The One Financial Mistake You Could Be Making During Economic Crisis

As we revise our outgoings and look to streamline costs it can be tempting to cut back on pension contributions. Yes, for many the need for a pension can seem a long way off and something that could be rectified once things are ’back to normal’, however, with so much uncertainty this could be an incredible risk. 


Avoiding Temptation

As the world braces itself for rising costs and a period of financial uncertainty, many will be looking at ways to cut back on monthly costs in order to maintain lifestyles or simply keep their heads above water. The first thing to cut back on is undoubtedly the unnecessary luxuries in life, perhaps you will cut back on eating out or take away coffees, some may look to monthly subscriptions such as TV streaming services or other supplemented costs. 

It could also be tempting to refrain from adding to savings and simply retain any disposable income to put towards the rising cost of living. However you approach any difficult financial period, there is one vital mistake people make which could significantly affect their long term life goals. 

Many individuals are still feeling the after effects of the Covid19 pandemic and the subsequent loss of earnings suffered by so many. Is it any wonder that as we hear news of a recession it has brought about a new wave of anxiety and intense worry over finances and realistically seeing through the storm.
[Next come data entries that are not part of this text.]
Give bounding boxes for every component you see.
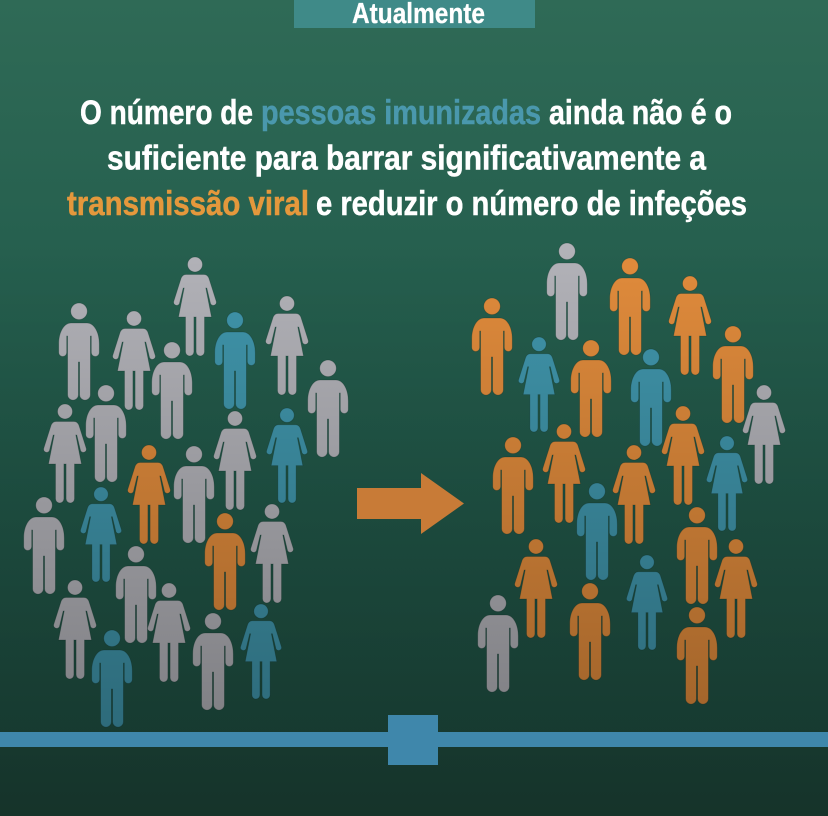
headline text: e reduzir o número de infeções	[316, 185, 747, 223]
header tab: Atualmente	[294, 0, 535, 30]
headline text	[67, 94, 747, 223]
crowd: before, mostly grey people	[24, 257, 348, 727]
headline text: O número de	[80, 94, 253, 132]
arrow: transition to right crowd	[357, 473, 464, 534]
headline text: suficiente para barrar significativamente a	[107, 140, 707, 178]
crowd: after, mostly orange people	[472, 243, 785, 704]
headline text: transmissão viral	[67, 185, 309, 223]
timeline bar with square marker	[0, 715, 828, 765]
headline text: ainda não é o	[549, 94, 732, 132]
headline text: pessoas imunizadas	[261, 94, 541, 132]
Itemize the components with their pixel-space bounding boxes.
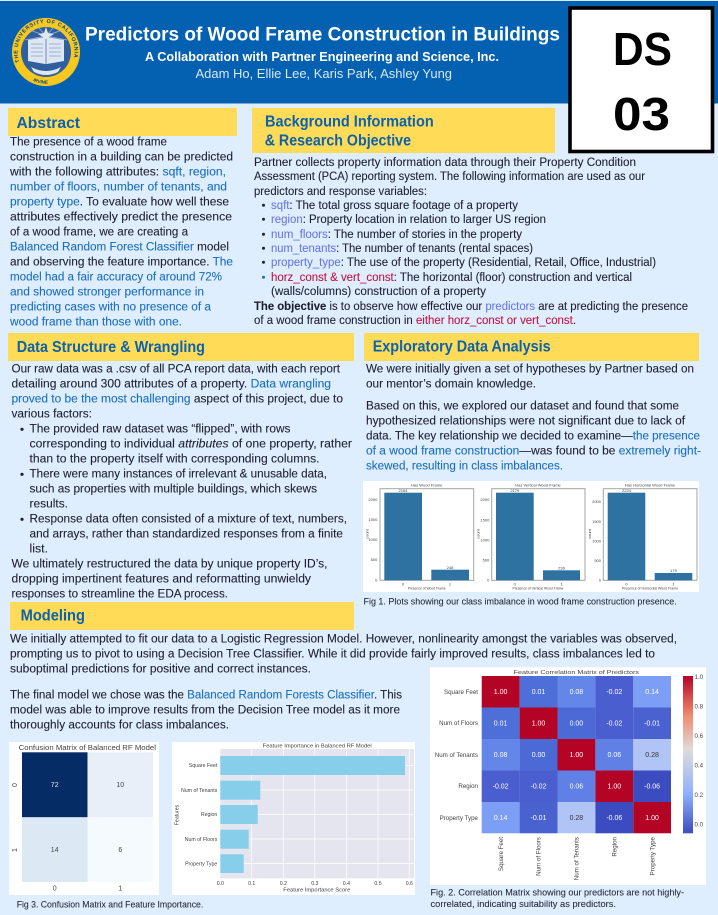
abstract text: number of floors, number of tenants, and [10,180,227,194]
chart: confusion matrix: 10 [116,782,124,789]
caption: figure 2 [430,888,684,909]
heatmap colorbar: 0.0 [694,822,704,828]
heatmap values: -0.02 [606,689,622,696]
chart: feature importance: Property Type [185,862,217,868]
abstract text: and showed stronger performance in [10,285,204,299]
bar chart: has horizontal wood frame: 500 [594,558,602,563]
wrangling text: various factors: [12,407,92,421]
bar chart: has vertical wood frame: 0 [514,582,517,586]
abstract text: construction in a building can be predicted [10,150,233,164]
modeling text: model was able to improve results from the Decision Tree model as it more [10,702,400,716]
bar chart: has wood frame: Has Wood Frame [411,482,443,488]
heatmap row labels: Region [458,783,479,790]
eda text: our mentor’s domain knowledge. [366,377,536,391]
heatmap values: 0.08 [494,752,508,759]
caption: figure 2: Fig. 2. Correlation Matrix showing our predictors are not highly- [430,888,684,898]
chart: feature importance: Feature Importance in Balanced RF Model [263,744,372,750]
variable list: sqft: The total gross square footage of a property [271,198,519,212]
authors: Adam Ho, Ellie Lee, Karis Park, Ashley Yung [196,66,452,81]
heatmap column labels: Num of Floors [536,837,543,876]
variable list [262,198,656,298]
bar chart: has wood frame: 1000 [368,537,378,542]
wrangling text: Our raw data was a .csv of all PCA report data, with each report [12,362,341,376]
abstract text: predicting cases with no presence of a [10,300,211,314]
eda text: hypothesized relationships were not significant due to lack of [366,414,686,428]
wrangling text: than to the property itself with corresponding columns. [30,452,320,466]
heatmap column labels: Region [612,836,618,857]
heading: background: Background Information [265,114,434,131]
subtitle: A Collaboration with Partner Engineering and Science, Inc. [145,50,499,64]
chart: confusion matrix: 14 [51,847,59,854]
wrangling text: detailing around 300 attributes of a property. Data wrangling [12,377,331,391]
heatmap cells [482,676,671,833]
panel: data structure and wrangling [8,333,354,601]
wrangling text: The provided raw dataset was “flipped”, with rows [30,422,290,436]
bar chart: has horizontal wood frame: count [587,528,592,539]
icon: university seal: THE UNIVERSITY OF CALIFORNIA [14,19,78,64]
heatmap colorbar: 0.4 [694,762,704,770]
heading: abstract: Abstract [16,115,81,132]
variable list: (walls/columns) construction of a property [271,284,487,298]
modeling text: We initially attempted to fit our data to a Logistic Regression Model. However, nonlinearity amongst the variables was observed, [10,632,677,646]
wrangling text: results. [30,497,68,511]
bar chart: has horizontal wood frame: 2000 [592,499,602,504]
heatmap values: 1.00 [645,815,659,822]
heatmap row labels: Square Feet [444,689,478,696]
heatmap row labels [435,689,479,822]
chart: confusion matrix: 1 [118,886,122,892]
chart: confusion matrix: 1 [12,848,19,852]
heatmap values: 1.00 [532,721,545,728]
eda text: skewed, resulting in class imbalances. [366,458,563,472]
bar chart: has horizontal wood frame: 0 [599,578,602,582]
heatmap column labels: Num of Tenants [574,837,581,880]
bar chart: has horizontal wood frame: 179 [670,568,678,573]
heatmap values: 0.01 [494,721,508,728]
chart: feature importance: Num of Floors [185,837,218,843]
wrangling text [12,362,352,601]
bar chart: has vertical wood frame: 236 [558,566,566,570]
bar chart: has horizontal wood frame: 1500 [592,519,602,524]
wrangling text: such as properties with multiple buildings, which skews [30,482,317,496]
wrangling text: dropping impertinent features and reformatting unwieldy [12,572,312,586]
panel: exploratory data analysis [363,333,701,606]
panel: background information [252,108,688,327]
heatmap colorbar: 0.6 [694,733,704,740]
eda text: data. The key relationship we decided to examine—the presence [366,428,700,442]
bar chart: has horizontal wood frame: 0 [625,582,628,586]
bar chart: has wood frame [364,482,474,590]
wrangling text: We ultimately restructured the data by unique property ID’s, [12,557,328,571]
bar chart: has vertical wood frame: Presence of Vertical Wood Frame [512,586,564,590]
bar chart: has horizontal wood frame: 2224 [622,488,632,493]
modeling text [10,632,677,731]
chart: feature importance: 0.1 [248,881,255,887]
objective statement [254,299,688,327]
chart: confusion matrix: Confusion Matrix of Balanced RF Model [19,745,156,752]
chart: feature importance: Num of Tenants [181,788,218,794]
bar chart: has vertical wood frame: 2179 [510,488,520,493]
heatmap values: -0.06 [606,815,622,822]
icon: university seal: IRVINE [33,78,48,84]
chart: confusion matrix: 0 [12,783,19,787]
chart: feature importance: Square Feet [189,763,218,769]
background intro text: Partner collects property information data through their Property Condition [254,155,636,169]
abstract text: property type. To evaluate how well these [10,195,229,209]
heading: modeling: Modeling [21,608,85,625]
heatmap values: -0.02 [606,721,622,728]
background intro text: Assessment (PCA) reporting system. The following information are used as our [254,169,645,183]
bar chart: has horizontal wood frame: Presence of Horizontal Wood Frame [622,586,679,590]
abstract text: of a wood frame, we are creating a [10,225,188,239]
heading: eda [364,333,699,361]
heading: data structure [8,333,354,361]
bar chart: has horizontal wood frame [587,482,697,590]
heading: background: & Research Objective [265,133,411,150]
heatmap column labels: Square Feet [498,837,505,871]
heatmap values: 0.08 [570,689,583,696]
heatmap values: 0.14 [645,689,659,696]
chart: confusion matrix: 0 [53,886,57,892]
wrangling text: proved to be the most challenging aspect of this project, due to [12,392,343,406]
wrangling text: and arrays, rather than standardized responses from a finite [30,527,343,541]
wrangling text: There were many instances of irrelevant & unusable data, [30,467,327,481]
variable list: property_type: The use of the property (Residential, Retail, Office, Industrial) [271,255,656,269]
title: Predictors of Wood Frame Construction in Buildings [85,24,560,46]
chart: feature importance: 0.6 [406,881,413,887]
bar chart: has wood frame: 2000 [368,497,378,502]
heatmap values: 1.00 [494,689,508,696]
heatmap row labels: Property Type [440,815,479,822]
bar chart: has horizontal wood frame: 1 [672,582,675,586]
variable list: num_tenants: The number of tenants (rental spaces) [271,241,533,255]
chart: feature importance: Feature Importance Score [283,888,350,894]
variable list: num_floors: The number of stories in the property [271,227,523,241]
wrangling text: responses to streamline the EDA process. [12,587,228,601]
chart: feature importance: Features [174,804,180,825]
objective statement: of a wood frame construction in either horz_const or vert_const. [254,313,576,327]
bar chart: has wood frame: count [364,528,370,539]
abstract text: The presence of a wood frame [10,135,167,149]
eda text: We were initially given a set of hypotheses by Partner based on [366,362,694,376]
chart: feature importance: 0.2 [280,881,287,887]
abstract text [9,135,233,329]
modeling text: suboptimal predictions for positive and correct instances. [10,662,311,676]
bar chart: has horizontal wood frame: 1000 [592,538,602,544]
team badge: DS [613,23,672,75]
chart: feature importance: 0.4 [343,881,350,887]
caption: figure 1: Fig 1. Plots showing our class imbalance in wood frame construction presence. [364,596,677,606]
heatmap row labels: Num of Floors [439,720,478,727]
bar chart: has vertical wood frame: 1000 [480,538,490,542]
header banner [0,1,718,104]
bar chart: has wood frame: 0 [402,582,405,586]
heatmap colorbar: 0.2 [694,792,704,799]
bar chart: has wood frame: Presence of Wood Frame [408,586,446,590]
chart: feature importance: Region [201,812,217,818]
objective statement: The objective is to observe how effective our predictors are at predicting the presence [254,299,688,313]
heading: background [252,108,555,153]
heatmap column labels: Property Type [649,836,656,875]
heatmap column labels [498,836,656,880]
chart: confusion matrix: 72 [51,782,59,789]
heatmap values: -0.02 [493,784,509,791]
bar chart: has wood frame: 500 [371,557,378,562]
chart: correlation matrix heatmap: Feature Correlation Matrix of Predictors [514,670,639,676]
bar chart: has wood frame: 1 [449,582,452,586]
heatmap values: -0.01 [644,721,660,728]
team badge [570,8,712,152]
chart: class imbalance bar plots [363,481,699,592]
abstract text: model had a fair accuracy of around 72% [10,270,222,284]
eda text: Based on this, we explored our dataset and found that some [366,398,679,412]
heatmap values: 0.28 [645,752,659,759]
bar chart: has vertical wood frame: 1500 [480,518,490,522]
heatmap values: 0.00 [532,752,545,759]
modeling text: prompting us to pivot to using a Decision Tree Classifier. While it did provide fairly improved results, class imbalances led to [10,647,655,661]
heading: modeling [10,602,354,630]
heatmap values: 0.01 [532,689,545,696]
heading: eda: Exploratory Data Analysis [373,339,551,356]
abstract text: attributes effectively predict the presence [10,210,232,224]
variable list: region: Property location in relation to larger US region [271,212,546,226]
modeling text: The final model we chose was the Balanced Random Forests Classifier. This [10,687,402,701]
bar chart: has vertical wood frame [476,482,585,590]
heatmap values: -0.02 [531,784,547,791]
team badge: 03 [613,88,670,140]
variable list: horz_const & vert_const: The horizontal (floor) construction and vertical [271,270,632,284]
heatmap values: 1.00 [570,752,583,759]
wrangling text: list. [30,542,48,556]
bar chart: has horizontal wood frame: Has Horizontal Wood Frame [625,482,676,488]
heatmap values [493,689,660,822]
caption: figure 2: correlated, indicating suitability as predictors. [430,899,616,909]
abstract text: with the following attributes: sqft, region, [9,165,226,179]
chart: feature importance: 0.5 [374,881,382,887]
bar chart: has vertical wood frame: count [476,528,480,539]
heatmap values: 0.06 [570,784,583,791]
panel: abstract [8,108,237,329]
chart: confusion matrix [9,742,159,895]
bar chart: has wood frame: 2164 [399,488,408,493]
background intro text: predictors and response variables: [254,184,427,198]
modeling text: thoroughly accounts for class imbalances. [10,717,229,731]
abstract text: Balanced Random Forest Classifier model [10,240,229,254]
bar chart: has vertical wood frame: 2000 [480,497,490,502]
icon: university seal [12,18,80,86]
bar chart: has wood frame: 0 [375,578,378,582]
background intro text [254,155,645,198]
wrangling text: corresponding to individual attributes of one property, rather [30,437,352,451]
heatmap values: 1.00 [607,784,621,791]
bar chart: has wood frame: 1500 [368,517,378,522]
heatmap values: 0.00 [570,721,583,728]
heatmap values: 0.28 [570,815,583,822]
heatmap values: -0.01 [531,815,547,822]
caption: figure 3: Fig 3. Confusion Matrix and Feature Importance. [17,900,203,910]
chart: feature importance: 0.3 [311,881,319,887]
heatmap colorbar: 1.0 [694,674,704,681]
heatmap values: 0.14 [494,815,508,822]
heading: abstract [8,108,237,136]
abstract text: wood frame than those with one. [9,315,182,329]
heatmap colorbar: 0.8 [694,704,704,710]
heading: data structure: Data Structure & Wrangling [17,339,205,356]
abstract text: and observing the feature importance. The [10,255,233,269]
chart: confusion matrix: 6 [118,847,122,854]
heatmap colorbar [683,674,704,833]
bar chart: has vertical wood frame: 1 [560,582,563,586]
panel: modeling [9,602,706,910]
heatmap values: -0.06 [644,784,660,791]
heatmap row labels: Num of Tenants [435,752,478,759]
eda text: of a wood frame construction—was found to be extremely right- [366,444,701,458]
chart: feature importance [172,742,415,895]
heatmap values: 0.06 [607,752,621,759]
bar chart: has vertical wood frame: 0 [487,578,490,582]
bar chart: has vertical wood frame: 500 [483,558,490,562]
eda text [366,362,701,472]
wrangling text: Response data often consisted of a mixture of text, numbers, [30,512,347,526]
chart: feature importance: 0.0 [217,881,224,887]
chart: correlation matrix heatmap [430,667,706,885]
bar chart: has wood frame: 248 [447,565,454,570]
bar chart: has vertical wood frame: Has Vertical Wood Frame [515,482,562,488]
Therefore the current financial situation is demonstrating to us all the importance of having cash put aside to see us through turbulent financial periods.


Preparation is Key

As a general rule it is advised that you should have around 3-6 months worth of expenses put aside in cash to help support you should you lose your job unexpectedly, have to care for a sick loved one or any other unexpected obstacles that life throws at us, like a global pandemic for example. 

As we revise our outgoings and look to streamline costs it can be tempting to cut back on pension contributions. Yes, for many the need for a pension can seem a long way off and something that could be rectified once things are ’back to normal’, however, with so much uncertainty this could be an incredible risk. 


Don’t make this mistake

Cutting or reducing pension payments could set you back upon retirement and it is important that you continue to provide and support your future self. Standard Life put out some research to demonstrate how consumers may be suffering from rising prices, and they predicted that around three quarters of consumers were expected to cut back on their spending or savings in response to the rising cost of living. The research gave the calculation that a 35-year-old stopping pension contributions for one year could result in a pension pot £12,764 smaller. Stopping contributions for two years could create a massive £25,335 loss overall. 


Review Your Pension Contributions

There are several ways in which we can pay into a pension plan, and during this time of financial turbulence it could be wise to review the payments you are making. Instead of reviewing your payments in order to reduce them it is wise to investigate how much is being paid into your pension to feel confident about the future, especially during times like this. Here are some different kinds of pension set ups:

Employer Contribution

If you are employed, you need to look at your workplace pension contributions. When you pay into your pension through your paycheck, your employer also makes a contribution as does the government. It is a sensible idea not to adjust these payments and instead make the most you can out of the additional contributions. You can certainly review these payments and see at which point your own contributions garner greater benefit.

Private Pension

You may have a private pension if you are self-employed or even to supplement your workplace pension. If this is the type of pension you have then you alone are responsible for ensuring payments are made. It is therefore important to make sure you are maintaining payments or start making them to feel confident about your financial future. 

Pension payments should be treated as a non negotiable outgoing, much like you would pay your car tax or insurance to continue using your car, you should be paying into your pension without question to enable you to live without worry upon retirement. If you are to make cuts in order to better ride out these uncertain times, then it is much better to cut from spending than saving.